Cet épisode devait montrer à la fois les éminentes qualités de Michael Pollak comme chercheur (rapidité de l'analyse, capacité de synthèse, concision de l'écriture) et ses difficultés initiales pour pénétrer le monde officiel de la recherche en France. C'est seulement en 1980 qu'il entre au C.N.R.S. Son œuvre, poursuivie au sein de l'Institut d'histoire du temps présent du C.N.R.S. et du Groupe de sociologie politique et morale (E.H.E.S.S.-C.N.R.S.), s'articule autour de trois grands thèmes : la politique des sciences sociales et la sociologie des sciences ; l'expérience concentrationnaire ; l'homosexualité et le sida. Ces deux derniers thèmes ont en commun la préoccupation de l'identité et de ses moyens de défense dans des situations extrêmes. Sur chacun de ces thèmes, il a su bénéficier de l'apport des trois cultures auxquelles il appartenait : la culture germanique (sous sa variante autrichienne, très ouverte sur le monde anglo-saxon), la culture française et, grâce à de nombreux séjours aux États-Unis, la culture anglo-saxonne.

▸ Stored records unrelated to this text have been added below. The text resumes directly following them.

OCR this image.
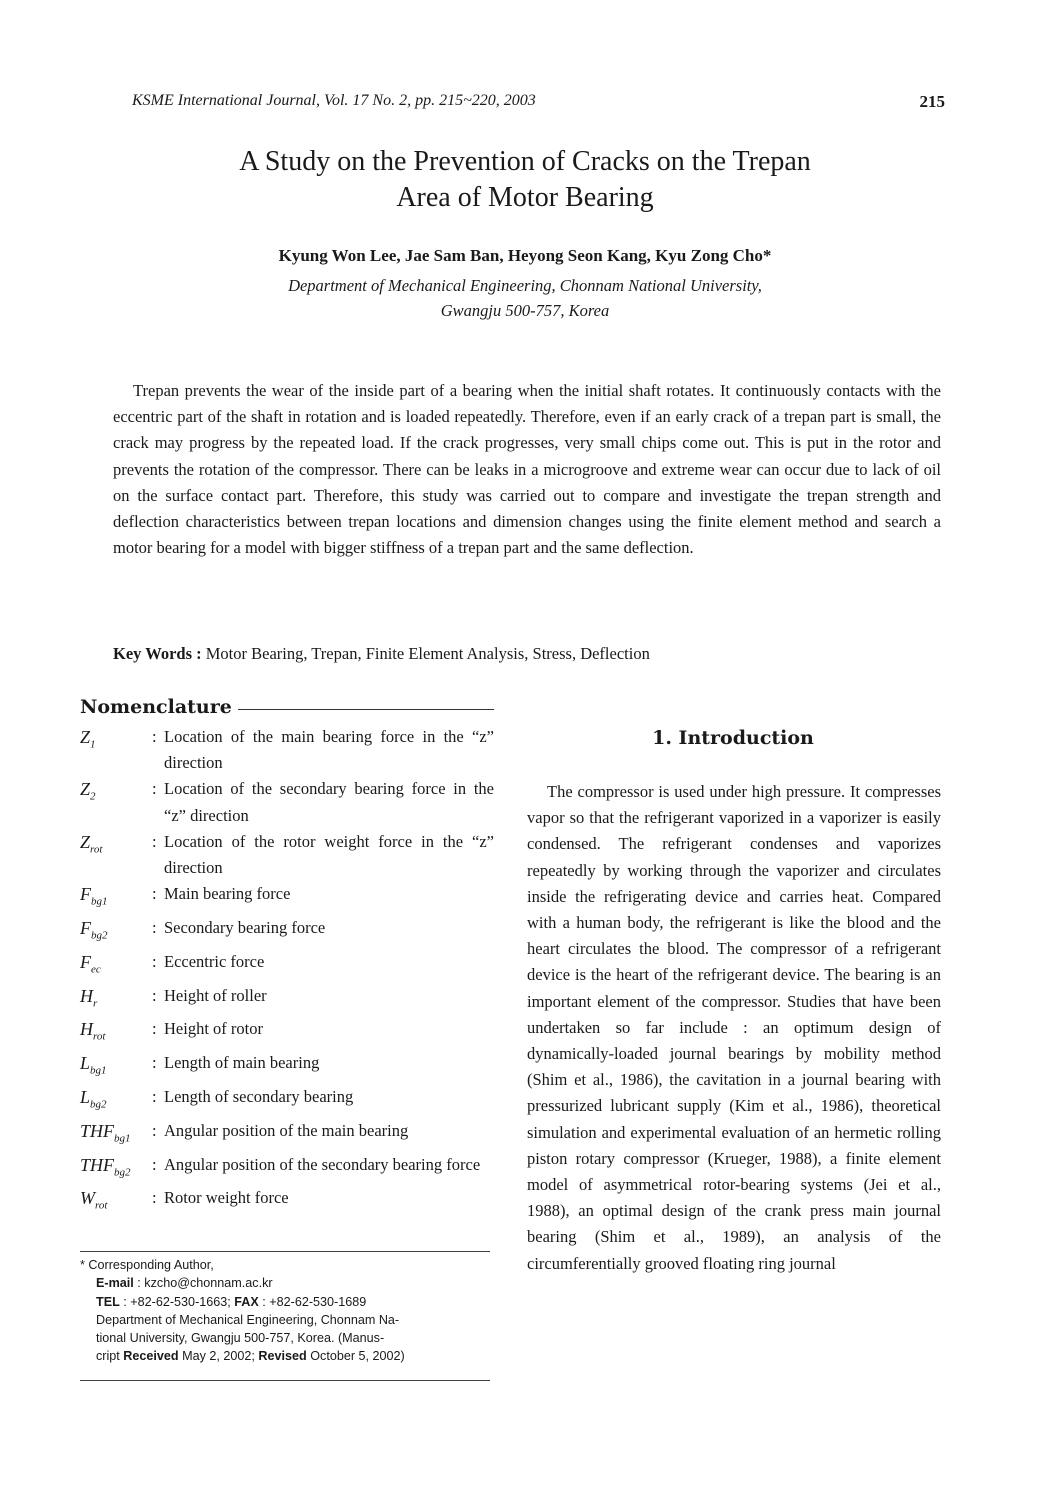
KSME International Journal, Vol. 17 No. 2, pp. 215~220, 2003	215
A Study on the Prevention of Cracks on the Trepan
Area of Motor Bearing
Kyung Won Lee, Jae Sam Ban, Heyong Seon Kang, Kyu Zong Cho*
Department of Mechanical Engineering, Chonnam National University,
Gwangju 500-757, Korea
Trepan prevents the wear of the inside part of a bearing when the initial shaft rotates. It continuously contacts with the eccentric part of the shaft in rotation and is loaded repeatedly. Therefore, even if an early crack of a trepan part is small, the crack may progress by the repeated load. If the crack progresses, very small chips come out. This is put in the rotor and prevents the rotation of the compressor. There can be leaks in a microgroove and extreme wear can occur due to lack of oil on the surface contact part. Therefore, this study was carried out to compare and investigate the trepan strength and deflection characteristics between trepan locations and dimension changes using the finite element method and search a motor bearing for a model with bigger stiffness of a trepan part and the same deflection.
Key Words : Motor Bearing, Trepan, Finite Element Analysis, Stress, Deflection
Nomenclature
$Z_1$	: Location of the main bearing force in the “z” direction
$Z_2$	: Location of the secondary bearing force in the “z” direction
$Z_{rot}$	: Location of the rotor weight force in the “z” direction
$F_{bg1}$	: Main bearing force
$F_{bg2}$	: Secondary bearing force
$F_{ec}$	: Eccentric force
$H_r$	: Height of roller
$H_{rot}$	: Height of rotor
$L_{bg1}$	: Length of main bearing
$L_{bg2}$	: Length of secondary bearing
$THF_{bg1}$	: Angular position of the main bearing
$THF_{bg2}$	: Angular position of the secondary bearing force
$W_{rot}$	: Rotor weight force
* Corresponding Author,
E-mail : kzcho@chonnam.ac.kr
TEL : +82-62-530-1663; FAX : +82-62-530-1689
Department of Mechanical Engineering, Chonnam Na-
tional University, Gwangju 500-757, Korea. (Manus-
cript Received May 2, 2002; Revised October 5, 2002)
1. Introduction
The compressor is used under high pressure. It compresses vapor so that the refrigerant vaporized in a vaporizer is easily condensed. The refrigerant condenses and vaporizes repeatedly by working through the vaporizer and circulates inside the refrigerating device and carries heat. Compared with a human body, the refrigerant is like the blood and the heart circulates the blood. The compressor of a refrigerant device is the heart of the refrigerant device. The bearing is an important element of the compressor. Studies that have been undertaken so far include : an optimum design of dynamically-loaded journal bearings by mobility method (Shim et al., 1986), the cavitation in a journal bearing with pressurized lubricant supply (Kim et al., 1986), theoretical simulation and experimental evaluation of an hermetic rolling piston rotary compressor (Krueger, 1988), a finite element model of asymmetrical rotor-bearing systems (Jei et al., 1988), an optimal design of the crank press main journal bearing (Shim et al., 1989), an analysis of the circumferentially grooved floating ring journal
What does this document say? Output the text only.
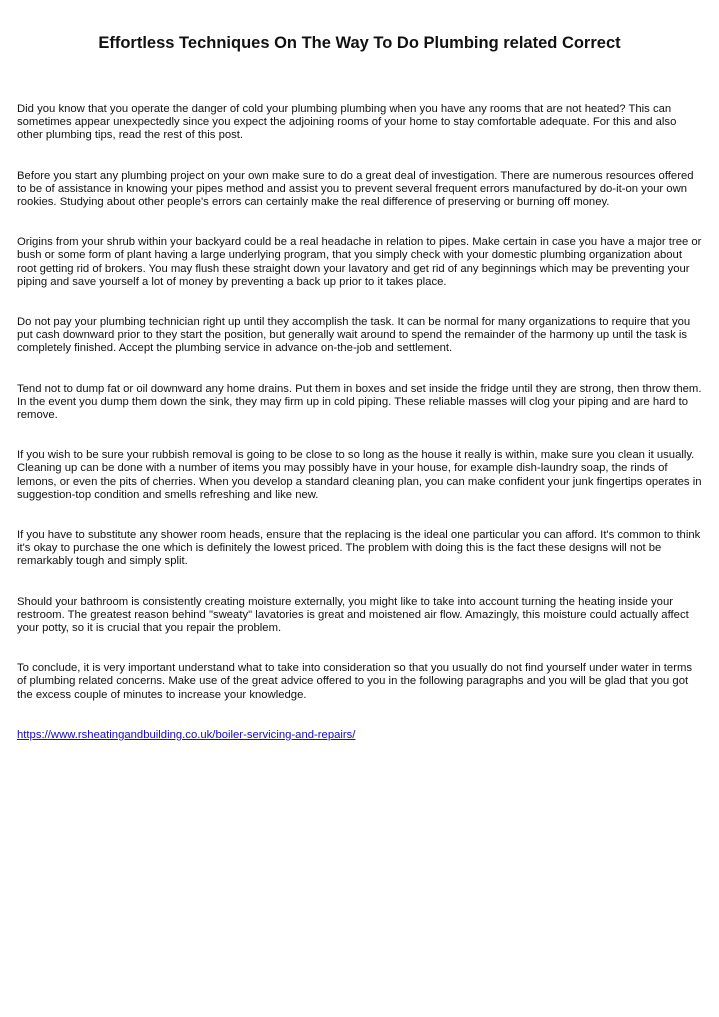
Effortless Techniques On The Way To Do Plumbing related Correct

Did you know that you operate the danger of cold your plumbing plumbing when you have any rooms that are not heated? This can sometimes appear unexpectedly since you expect the adjoining rooms of your home to stay comfortable adequate. For this and also other plumbing tips, read the rest of this post.

Before you start any plumbing project on your own make sure to do a great deal of investigation. There are numerous resources offered to be of assistance in knowing your pipes method and assist you to prevent several frequent errors manufactured by do-it-on your own rookies. Studying about other people's errors can certainly make the real difference of preserving or burning off money.

Origins from your shrub within your backyard could be a real headache in relation to pipes. Make certain in case you have a major tree or bush or some form of plant having a large underlying program, that you simply check with your domestic plumbing organization about root getting rid of brokers. You may flush these straight down your lavatory and get rid of any beginnings which may be preventing your piping and save yourself a lot of money by preventing a back up prior to it takes place.

Do not pay your plumbing technician right up until they accomplish the task. It can be normal for many organizations to require that you put cash downward prior to they start the position, but generally wait around to spend the remainder of the harmony up until the task is completely finished. Accept the plumbing service in advance on-the-job and settlement.

Tend not to dump fat or oil downward any home drains. Put them in boxes and set inside the fridge until they are strong, then throw them. In the event you dump them down the sink, they may firm up in cold piping. These reliable masses will clog your piping and are hard to remove.

If you wish to be sure your rubbish removal is going to be close to so long as the house it really is within, make sure you clean it usually. Cleaning up can be done with a number of items you may possibly have in your house, for example dish-laundry soap, the rinds of lemons, or even the pits of cherries. When you develop a standard cleaning plan, you can make confident your junk fingertips operates in suggestion-top condition and smells refreshing and like new.

If you have to substitute any shower room heads, ensure that the replacing is the ideal one particular you can afford. It's common to think it's okay to purchase the one which is definitely the lowest priced. The problem with doing this is the fact these designs will not be remarkably tough and simply split.

Should your bathroom is consistently creating moisture externally, you might like to take into account turning the heating inside your restroom. The greatest reason behind "sweaty" lavatories is great and moistened air flow. Amazingly, this moisture could actually affect your potty, so it is crucial that you repair the problem.

To conclude, it is very important understand what to take into consideration so that you usually do not find yourself under water in terms of plumbing related concerns. Make use of the great advice offered to you in the following paragraphs and you will be glad that you got the excess couple of minutes to increase your knowledge.

https://www.rsheatingandbuilding.co.uk/boiler-servicing-and-repairs/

Le premier thème a donné lieu à de nombreuses publications sur la planification, l'organisation, l'histoire comparative des sciences sociales, notamment sur les efforts de Paul Lazarsfeld, présentés sous un titre percutant certes, mais excessif (« Paul F. Lazarsfeld, fondateur d'une multinationale scientifique », in Actes de la recherche en sciences sociales, no 25, 1979). Son souci d'analyser les conséquences des décisions politiques dans le domaine scientifique et technique le conduit à de nombreux travaux, en collaboration avec Dorothy Nelkin, sur les risques et les prises de décisions technologiques, particulièrement dans le domaine du nucléaire. Il étudie aussi l'idéologie de l'establishment nucléaire et des mouvements antinucléaires en France et en Allemagne. Pour la sociologie de la science proprement dite, il donne en 1984 à l'Encyclopædia Universalis un article (« Sociologie de la science », in Symposium) dans lequel il analyse avec beaucoup de finesse le passage de l'épistémologie prescriptive aux descriptions socio-historiques sur la science, sans exclure que le balancier puisse repartir dans l'autre sens. Le même thème est repris sous une forme plus développée en anglais (« From Methodological Prescription to socio-historical[...]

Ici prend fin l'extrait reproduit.